The Montreal-based company also maintained its guidance for 2012 earnings per share growth of 15 percent over 2011 and free cash flow generation of about C$1 billion.

“Given the weak economic context, however, we certainly have our work cut out, and the expectation of reaching the upper end of our guidance is not a foregone conclusion,” said Chief Financial Officer Luc Jobin on a conference call with analysts.

CN said it would not issue forecasts for 2013 until it releases fourth-quarter results, due to economic unpredictability.

“While cautious about the strength of the economy, we see continued opportunities to grow our business in the longer term,” Chief Executive Officer Claude Mongeau said in a statement.

“CN expects to increase revenues slightly faster than general growth in the North America economy and to accommodate this growth at low incremental cost,” he added.

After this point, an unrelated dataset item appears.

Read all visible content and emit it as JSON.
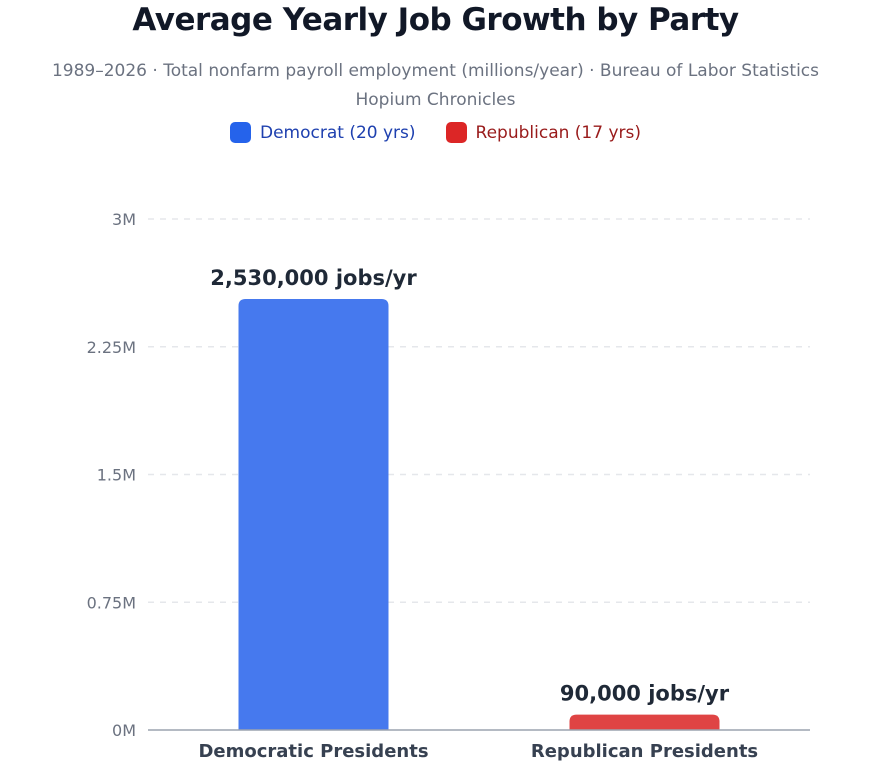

For the third-quarter, net income rose to C$664 million, or C$1.52 a share, from C$659 million, or C$1.46 a share in the same period a year earlier.

Analysts, on average, expected earnings of C$1.51 a share on revenue of C$2.53 billion, according to Thomson Reuters I/B/E/S.

Revenue in the quarter increased 8 percent to C$2.5 billion, while car loadings rose 3 percent.

Petroleum and chemical shipments led revenue growth, with a 15 percent gain, due largely to higher shipments of crude oil from western Canada. In the quarter, crude oil volume rose to a run rate of 40,000 carloads on an annualized basis.

Revenue for coal shipments rose 13 percent, while grain and fertilizer revenue climbed 10 percent and automotive revenue was up 9 percent.

CN’s operating ratio, which measures operating costs as a percentage of revenue, increased by 1.3 percent to 60.6 percent. The lower the number, the more efficient the operation.

Operating expenses rose 10 percent to C$1.5 billion on higher labor and benefit costs, the company said.

Mongeau repeated to analysts on a conference call his publicly expressed concern that increased regulation could hurt the rail industry.

The federal government is drafting legislation that could impose service contracts between railroads and freight customers and give greater recourse to shippers in disputes with railways.

Mongeau argued such regulation was unnecessary, but if new rules were to be introduced, they should focus on mediated solutions with intervention only by the Canadian Transportation Agency.

“We don’t think regulation is the right way to go. But if we do have regulation, we hope the government will not fall for the advocacy and the anecdotes, that they will follow the advice that I am providing,” he said referring to industry association criticism of rail service levels.

Shippers want the right to call third-party arbitrators and say that legislation is needed to give shippers the service levels they need.

As of Monday’s close, CN shares were up about 16 percent over last year.